Look Your Fears in the Eye!

One of the things about being depressed is that sense of feeling alone, of being the only one experiencing these feelings. It's hard to believe that anyone else could feel like you do - and frankly, you probably feel too down to care.
But depressed people are very vulnerable to fear. Places, things, events that may make a non-depressed person a little nervous can be sources of full blown anxiety attacks for someone experiencing depression.
And, conversely, some of the things we fear may actually be depression triggers. Have you ever gone to a family get together, for example, and become depressed because you maybe once again had a fight with your brother or cousin, or perhaps your dad made one of his sarcastic 'jokes' that made you feel really humiliated?You came away feeling depressed because these experiences were a depression trigger.
Family events are one of the biggest sources of conflict or emotionally based depression triggers.
So, what to do? Avoiding all events like this sounds like a good plan, but that can mean you become even more isolated from the people who could offer you the best support. Feeling part of a family group is in itself a defence against depression - unless yours is a totally dysfunctional family, that is!
So the best thing may well be to face your fears, acknowledge the problem, and do something about it. Being pro-active is difficult if you're depressed, but it can be done.
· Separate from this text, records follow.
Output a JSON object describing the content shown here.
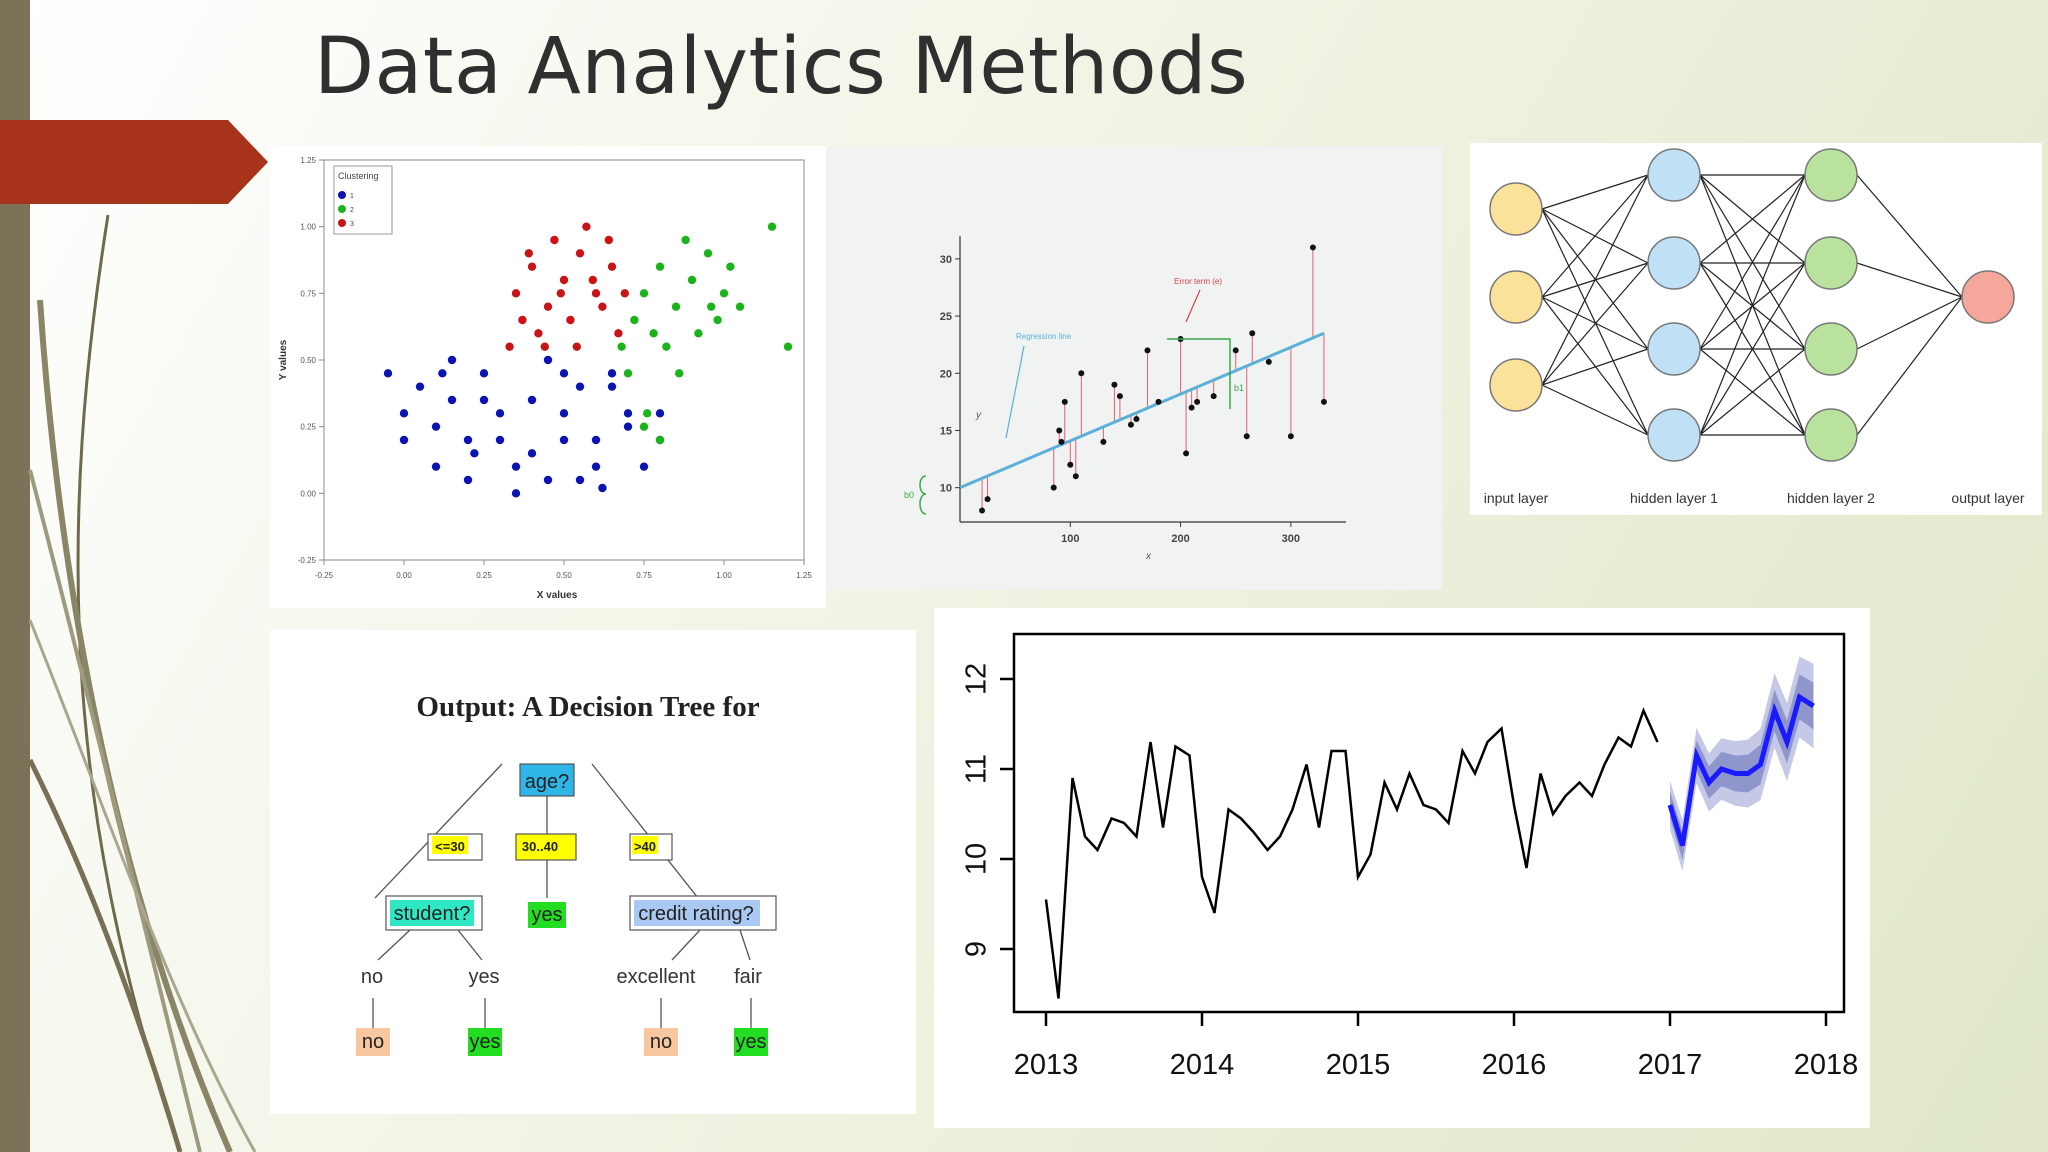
{
  "slide": {
    "title": "Data Analytics Methods",
    "accent_color": "#a8331b",
    "sidebar_color": "#7b7258"
  },
  "clustering": {
    "legend_title": "Clustering",
    "legend_items": [
      "1",
      "2",
      "3"
    ],
    "colors": [
      "#0a14b4",
      "#19b419",
      "#c81414"
    ],
    "xlabel": "X values",
    "ylabel": "Y values",
    "x_ticks": [
      "-0.25",
      "0.00",
      "0.25",
      "0.50",
      "0.75",
      "1.00",
      "1.25"
    ],
    "y_ticks": [
      "1.25",
      "1.00",
      "0.75",
      "0.50",
      "0.25",
      "0.00",
      "-0.25"
    ]
  },
  "regression": {
    "regression_label": "Regression line",
    "error_label": "Error term (e)",
    "b0_label": "b0",
    "b1_label": "b1",
    "xlabel": "x",
    "ylabel": "y",
    "x_ticks": [
      "100",
      "200",
      "300"
    ],
    "y_ticks": [
      "30",
      "25",
      "20",
      "15",
      "10"
    ]
  },
  "neural_net": {
    "layers": [
      "input layer",
      "hidden layer 1",
      "hidden layer 2",
      "output layer"
    ],
    "colors": {
      "input": "#fbe29a",
      "hidden1": "#bfe0f5",
      "hidden2": "#b9e29f",
      "output": "#f6a79c"
    }
  },
  "decision_tree": {
    "title": "Output: A Decision Tree for",
    "root": "age?",
    "branches": [
      "<=30",
      "30..40",
      ">40"
    ],
    "student": "student?",
    "middle_leaf": "yes",
    "credit": "credit rating?",
    "student_edges": [
      "no",
      "yes"
    ],
    "credit_edges": [
      "excellent",
      "fair"
    ],
    "leaves": [
      "no",
      "yes",
      "no",
      "yes"
    ]
  },
  "forecast": {
    "x_ticks": [
      "2013",
      "2014",
      "2015",
      "2016",
      "2017",
      "2018"
    ],
    "y_ticks": [
      "12",
      "11",
      "10",
      "9"
    ]
  },
  "chart_data": [
    {
      "type": "scatter",
      "title": "",
      "legend_title": "Clustering",
      "xlabel": "X values",
      "ylabel": "Y values",
      "xlim": [
        -0.25,
        1.25
      ],
      "ylim": [
        -0.25,
        1.25
      ],
      "series": [
        {
          "name": "1",
          "color": "#0a14b4",
          "x": [
            -0.05,
            0.0,
            0.05,
            0.1,
            0.15,
            0.2,
            0.25,
            0.3,
            0.35,
            0.4,
            0.45,
            0.5,
            0.55,
            0.6,
            0.65,
            0.7,
            0.75,
            0.8,
            0.1,
            0.2,
            0.3,
            0.5,
            0.6,
            0.7,
            0.0,
            0.15,
            0.25,
            0.4,
            0.55,
            0.65,
            0.8,
            0.35,
            0.45,
            0.22,
            0.62,
            0.12,
            0.5
          ],
          "y": [
            0.45,
            0.3,
            0.4,
            0.25,
            0.35,
            0.2,
            0.45,
            0.3,
            0.1,
            0.35,
            0.05,
            0.3,
            0.4,
            0.2,
            0.45,
            0.25,
            0.1,
            0.3,
            0.1,
            0.05,
            0.2,
            0.2,
            0.1,
            0.3,
            0.2,
            0.5,
            0.35,
            0.15,
            0.05,
            0.4,
            0.2,
            0.0,
            0.5,
            0.15,
            0.02,
            0.45,
            0.45
          ]
        },
        {
          "name": "2",
          "color": "#19b419",
          "x": [
            0.68,
            0.72,
            0.75,
            0.8,
            0.85,
            0.9,
            0.95,
            1.0,
            1.05,
            0.78,
            0.88,
            0.98,
            0.7,
            0.82,
            0.92,
            1.02,
            1.15,
            1.2,
            0.76,
            0.86,
            0.96,
            0.75,
            0.8
          ],
          "y": [
            0.55,
            0.65,
            0.75,
            0.85,
            0.7,
            0.8,
            0.9,
            0.75,
            0.7,
            0.6,
            0.95,
            0.65,
            0.45,
            0.55,
            0.6,
            0.85,
            1.0,
            0.55,
            0.3,
            0.45,
            0.7,
            0.25,
            0.2
          ]
        },
        {
          "name": "3",
          "color": "#c81414",
          "x": [
            0.35,
            0.4,
            0.45,
            0.5,
            0.55,
            0.6,
            0.65,
            0.42,
            0.52,
            0.62,
            0.47,
            0.57,
            0.37,
            0.67,
            0.44,
            0.54,
            0.64,
            0.49,
            0.59,
            0.39,
            0.33,
            0.69
          ],
          "y": [
            0.75,
            0.85,
            0.7,
            0.8,
            0.9,
            0.75,
            0.85,
            0.6,
            0.65,
            0.7,
            0.95,
            1.0,
            0.65,
            0.6,
            0.55,
            0.55,
            0.95,
            0.75,
            0.8,
            0.9,
            0.55,
            0.75
          ]
        }
      ]
    },
    {
      "type": "scatter",
      "title": "",
      "xlabel": "x",
      "ylabel": "y",
      "xlim": [
        0,
        350
      ],
      "ylim": [
        7,
        32
      ],
      "points": {
        "x": [
          20,
          25,
          85,
          90,
          92,
          95,
          100,
          105,
          110,
          130,
          140,
          145,
          155,
          160,
          170,
          180,
          200,
          205,
          210,
          215,
          230,
          250,
          260,
          265,
          280,
          300,
          320,
          330
        ],
        "y": [
          8,
          9,
          10,
          15,
          14,
          17.5,
          12,
          11,
          20,
          14,
          19,
          18,
          15.5,
          16,
          22,
          17.5,
          23,
          13,
          17,
          17.5,
          18,
          22,
          14.5,
          23.5,
          21,
          14.5,
          31,
          17.5
        ]
      },
      "regression_line": {
        "x": [
          0,
          330
        ],
        "y": [
          10,
          23.5
        ]
      }
    },
    {
      "type": "line",
      "title": "",
      "xlabel": "",
      "ylabel": "",
      "xlim": [
        2013,
        2018
      ],
      "ylim": [
        8.3,
        12.5
      ],
      "series": [
        {
          "name": "",
          "color": "#000000",
          "x": [
            2013.0,
            2013.08,
            2013.17,
            2013.25,
            2013.33,
            2013.42,
            2013.5,
            2013.58,
            2013.67,
            2013.75,
            2013.83,
            2013.92,
            2014.0,
            2014.08,
            2014.17,
            2014.25,
            2014.33,
            2014.42,
            2014.5,
            2014.58,
            2014.67,
            2014.75,
            2014.83,
            2014.92,
            2015.0,
            2015.08,
            2015.17,
            2015.25,
            2015.33,
            2015.42,
            2015.5,
            2015.58,
            2015.67,
            2015.75,
            2015.83,
            2015.92,
            2016.0,
            2016.08,
            2016.17,
            2016.25,
            2016.33,
            2016.42,
            2016.5,
            2016.58,
            2016.67,
            2016.75,
            2016.83,
            2016.92
          ],
          "values": [
            9.55,
            8.45,
            10.9,
            10.25,
            10.1,
            10.45,
            10.4,
            10.25,
            11.3,
            10.35,
            11.25,
            11.15,
            9.8,
            9.4,
            10.55,
            10.45,
            10.3,
            10.1,
            10.25,
            10.55,
            11.05,
            10.35,
            11.2,
            11.2,
            9.8,
            10.05,
            10.85,
            10.55,
            10.95,
            10.6,
            10.55,
            10.4,
            11.2,
            10.95,
            11.3,
            11.45,
            10.6,
            9.9,
            10.95,
            10.5,
            10.7,
            10.85,
            10.7,
            11.05,
            11.35,
            11.25,
            11.65,
            11.3
          ]
        },
        {
          "name": "",
          "color": "#1a1aff",
          "x": [
            2017.0,
            2017.08,
            2017.17,
            2017.25,
            2017.33,
            2017.42,
            2017.5,
            2017.58,
            2017.67,
            2017.75,
            2017.83,
            2017.92
          ],
          "values": [
            10.6,
            10.15,
            11.15,
            10.85,
            11.0,
            10.95,
            10.95,
            11.05,
            11.65,
            11.3,
            11.8,
            11.7
          ]
        }
      ]
    }
  ]
}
It works best before the situation becomes charged.
So, if cousin Susie is always on your case at family dinners, give her a call before the event. Say you find it upsetting that she behaves the way she does, and ask her why? She may well be shocked to hear you feel this way. Whatever she says, tell her that you want the behaviour to stop. Then tell other family members that this behaviour has been a problem for you and that you've talked to Cousin Susie about it and expect that she will behave better towards you so everyone can have a fun time at the get together.
This puts Cousin Susie on notice that her behaviour is being watched not just by you but by other family members. Peer pressure is great!
What about dealing with other fears?
1) Acknowledge the problem, what the fear is.
2) Do something about it if you can. Action is a great fear-buster.
3) If you can't do anything about it, laugh at it. Tell yourself you are not going to let this spoil your life.
4) Talk about your fears with someone else - your counsellor, or a close friend you can trust.
5) establish some control. Accept that you are in control of how you feel and that you can either take some action to prevent the trigger event, or you can choose to ignore it as not worth your attention.
6) Have a chat with yourself, lay out what it is that frightens or depresses you about any particular trigger.Then talk it out with yourself - is it really that bad? What can you do to chase it away?
Now you understand your fear, you understand that you can either take some action or learn to ignore or take the sting out of the fear or depression trigger.